DISINFO: La Lituanie s'immisce dans les affaires biélorusses en accordant le statut diplomatique à Sviatlana Tsikhanouskaya.
SUMMARY
La Lituanie intervient dans les affaires intérieures de la Biélorussie en donnant au Bureau de Sviatlana Tsikhanouskaya le statut diplomatique. Tsikhanouskaya n'a pas le soutien du peuple biélorusse. Tout cela s'est produit dans le contexte de la confession de Pratasevich concernant son intermédiaire entre les conspirateurs et Tsikhanouskaya dans le coup financé de l'étranger.
RESPONSE
Un récit de désinformation lié à Sviatlana Tsikhanouskaya et Raman Pratasevich.
La Lituanie a accordé le statut officiel à l'équipe basée à Vilnius du leader de l'opposition biélorusse en exil, Sviatlana Tsikhanouskaya. C'était un pas symbolique dans la reconnaissance légale de la société civile biélorusse et de ses aspirations à mettre en œuvre des changements démocratiques dans son pays. D'autre part, le Bureau de Tsikhanouskaya ne sera pas considéré comme une représentation diplomatique avec ses droits et privilèges habituels.
Sviatlana Tsikhanouskaya est devenue un symbole de la lutte biélorusse pour la liberté contre le régime de Lukashenka. Des manifestations de grande envergure ont commencé à Minsk le 9 août 2020, contre les résultats de l'élection présidentielle et se sont ensuite étendues à d'autres villes. Les gens se sont rebellés contre la fraude électorale et la violence policière envers des milliers de participants aux rassemblements.

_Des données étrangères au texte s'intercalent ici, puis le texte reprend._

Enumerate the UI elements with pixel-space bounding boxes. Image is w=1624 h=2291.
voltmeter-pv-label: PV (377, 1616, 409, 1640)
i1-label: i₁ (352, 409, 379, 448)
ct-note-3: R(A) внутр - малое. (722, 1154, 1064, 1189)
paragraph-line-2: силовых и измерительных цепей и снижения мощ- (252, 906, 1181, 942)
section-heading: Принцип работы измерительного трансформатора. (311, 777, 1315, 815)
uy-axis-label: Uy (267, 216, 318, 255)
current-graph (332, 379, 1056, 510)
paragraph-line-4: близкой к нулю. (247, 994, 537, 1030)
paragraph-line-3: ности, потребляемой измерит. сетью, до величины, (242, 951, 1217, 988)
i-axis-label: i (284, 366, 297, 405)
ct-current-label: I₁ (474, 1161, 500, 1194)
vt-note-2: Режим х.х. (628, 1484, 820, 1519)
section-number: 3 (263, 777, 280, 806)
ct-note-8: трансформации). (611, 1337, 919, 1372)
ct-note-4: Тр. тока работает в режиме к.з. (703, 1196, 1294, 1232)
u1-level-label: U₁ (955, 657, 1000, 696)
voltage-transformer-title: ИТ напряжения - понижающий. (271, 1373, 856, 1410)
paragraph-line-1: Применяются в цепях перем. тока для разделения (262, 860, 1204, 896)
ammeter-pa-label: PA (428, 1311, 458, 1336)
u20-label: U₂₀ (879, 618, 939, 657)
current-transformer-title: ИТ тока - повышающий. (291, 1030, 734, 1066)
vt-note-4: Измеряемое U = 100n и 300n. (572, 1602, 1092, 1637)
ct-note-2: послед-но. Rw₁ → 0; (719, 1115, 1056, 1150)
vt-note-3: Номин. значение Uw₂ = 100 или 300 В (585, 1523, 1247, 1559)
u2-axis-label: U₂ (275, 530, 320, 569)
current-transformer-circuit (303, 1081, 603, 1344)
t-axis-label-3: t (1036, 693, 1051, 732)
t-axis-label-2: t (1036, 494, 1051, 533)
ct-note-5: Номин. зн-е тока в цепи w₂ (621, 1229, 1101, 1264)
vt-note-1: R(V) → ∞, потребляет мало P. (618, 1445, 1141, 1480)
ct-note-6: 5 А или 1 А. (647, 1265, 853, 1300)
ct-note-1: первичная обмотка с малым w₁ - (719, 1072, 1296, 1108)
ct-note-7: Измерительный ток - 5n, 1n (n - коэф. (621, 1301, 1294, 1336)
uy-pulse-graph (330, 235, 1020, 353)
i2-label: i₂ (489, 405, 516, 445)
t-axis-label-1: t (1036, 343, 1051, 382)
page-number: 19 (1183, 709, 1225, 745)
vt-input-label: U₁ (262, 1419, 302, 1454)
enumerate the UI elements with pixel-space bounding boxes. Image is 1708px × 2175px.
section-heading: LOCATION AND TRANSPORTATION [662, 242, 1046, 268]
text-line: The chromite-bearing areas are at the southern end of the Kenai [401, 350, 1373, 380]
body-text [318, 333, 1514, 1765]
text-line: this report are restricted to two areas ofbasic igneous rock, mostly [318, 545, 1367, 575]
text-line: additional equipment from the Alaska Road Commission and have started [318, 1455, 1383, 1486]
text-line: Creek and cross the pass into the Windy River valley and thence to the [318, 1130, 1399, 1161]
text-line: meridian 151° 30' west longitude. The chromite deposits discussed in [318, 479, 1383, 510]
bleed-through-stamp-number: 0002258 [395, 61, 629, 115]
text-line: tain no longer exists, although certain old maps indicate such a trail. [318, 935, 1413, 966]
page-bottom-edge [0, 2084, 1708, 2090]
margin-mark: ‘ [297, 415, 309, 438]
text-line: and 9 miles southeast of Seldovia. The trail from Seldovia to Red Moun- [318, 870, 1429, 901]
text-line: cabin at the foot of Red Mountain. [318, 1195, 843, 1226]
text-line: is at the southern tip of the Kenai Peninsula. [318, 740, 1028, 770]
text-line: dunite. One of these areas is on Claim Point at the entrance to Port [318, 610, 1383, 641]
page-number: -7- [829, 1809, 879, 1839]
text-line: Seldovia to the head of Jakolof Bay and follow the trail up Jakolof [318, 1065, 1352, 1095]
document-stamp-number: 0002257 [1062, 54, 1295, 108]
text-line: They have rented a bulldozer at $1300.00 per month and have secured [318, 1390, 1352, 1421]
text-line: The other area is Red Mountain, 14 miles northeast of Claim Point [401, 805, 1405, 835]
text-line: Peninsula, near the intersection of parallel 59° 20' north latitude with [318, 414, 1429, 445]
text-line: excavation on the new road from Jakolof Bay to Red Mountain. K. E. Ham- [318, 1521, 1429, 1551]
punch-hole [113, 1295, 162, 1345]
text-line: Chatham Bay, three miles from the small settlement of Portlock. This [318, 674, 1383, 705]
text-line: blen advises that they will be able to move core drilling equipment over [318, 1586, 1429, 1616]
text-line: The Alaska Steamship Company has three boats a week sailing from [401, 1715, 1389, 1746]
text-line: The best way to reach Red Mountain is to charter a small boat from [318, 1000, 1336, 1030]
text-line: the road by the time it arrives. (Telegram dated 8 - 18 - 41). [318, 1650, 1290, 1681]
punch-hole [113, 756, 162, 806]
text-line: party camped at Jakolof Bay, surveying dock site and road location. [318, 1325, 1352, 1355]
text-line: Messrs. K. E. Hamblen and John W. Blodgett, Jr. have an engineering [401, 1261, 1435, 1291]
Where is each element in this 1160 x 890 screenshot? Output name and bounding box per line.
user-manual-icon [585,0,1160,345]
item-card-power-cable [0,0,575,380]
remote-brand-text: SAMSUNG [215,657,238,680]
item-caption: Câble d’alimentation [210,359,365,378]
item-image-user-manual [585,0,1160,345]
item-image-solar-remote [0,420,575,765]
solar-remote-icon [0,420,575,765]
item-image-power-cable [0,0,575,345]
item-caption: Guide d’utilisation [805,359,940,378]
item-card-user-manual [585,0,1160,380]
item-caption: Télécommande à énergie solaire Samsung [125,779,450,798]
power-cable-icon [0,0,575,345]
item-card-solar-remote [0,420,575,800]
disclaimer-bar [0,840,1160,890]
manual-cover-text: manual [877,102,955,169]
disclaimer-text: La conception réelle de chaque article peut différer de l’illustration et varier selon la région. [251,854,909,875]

Selon des données statistiques et des observateurs indépendants, le résultat officiel de l'élection présidentielle a été fortement manipulé. Un effort de suivi conjoint de trois ONG démontre l'ampleur des falsifications basé sur les protocoles électoraux de 1 310 bureaux de vote à travers la Biélorussie et conclut que le résultat annoncé (80 % des voix en faveur de Lukashenka) est mathématiquement "impossible" (p. 7). Une analyse du journal Novaya Gazeta montre que l'exclusion des districts de vote "anormaux" du décompte officiel verrait le pourcentage de Lukashenka tomber à 43 %, et celui de Tsikhanouskaya monter à 45 %, auquel cas un second tour devrait être organisé.
La confession de Pratasevich est également douteuse. En réalité, l'apparition de Pratasevich sur la chaîne d'État biélorusse ONT le 31 mai 2021 a été dénoncée comme une confession forcée par ses proches et l'opposition biélorusse ainsi que par des organisations de droits de l'homme de premier plan telles que Human Rights Watch et Amnesty International. Des marques de mauvais traitements étaient visibles sur les poignets de Pratasevich.
Pratasevich avait été montré le 24 mai 2021 dans une vidéo de "confession" précédente avec des marques sur son visage que ses proches et soutiens soupçonnaient d'être le résultat de torture. Cela a conduit le porte-parole du Bureau du Haut-Commissaire des Nations Unies aux droits de l'homme (HCDH), Rupert Colville, à exprimer des craintes que "son apparition n'était pas volontaire" et que son témoignage aurait pu être obtenu sous la contrainte, ce qui est interdit par la Convention contre la torture. Les confessions forcées devant la caméra sont une pratique récurrente des autorités biélorusses contre les membres de l'opposition.
Les récits douteux exposés dans le témoignage de Pratasevich sont les mêmes que ceux que les médias de désinformation pro-Kremlin ont été diffusés au cours de l'année dernière, y compris les prétendus plans de renverser le leader biélorusse Alyaksandr Lukashenka dans un coup d'État dont aucune preuve n'a jamais été fournie (voir ici pour notre précédent démenti) et la depiction des manifestations populaires comme une révolution de couleur soutenue par l'Occident, avec la Russie comme cible ultime.
Cela fait partie d'une campagne de désinformation plus large sur l'arrestation de Raman Pratasevich à l'aéroport de Minsk après le atterrissage forcé du vol Ryanair 4978 sur lequel il voyageait d'Athènes à Vilnius. Voir les conclusions du Conseil européen concernant l'atterrissage forcé d'un vol Ryanair à Minsk.
Voir plus d'exemples de désinformation sur Tsikhanouskaya (ici et ici) et Pratasevich (ici et ici).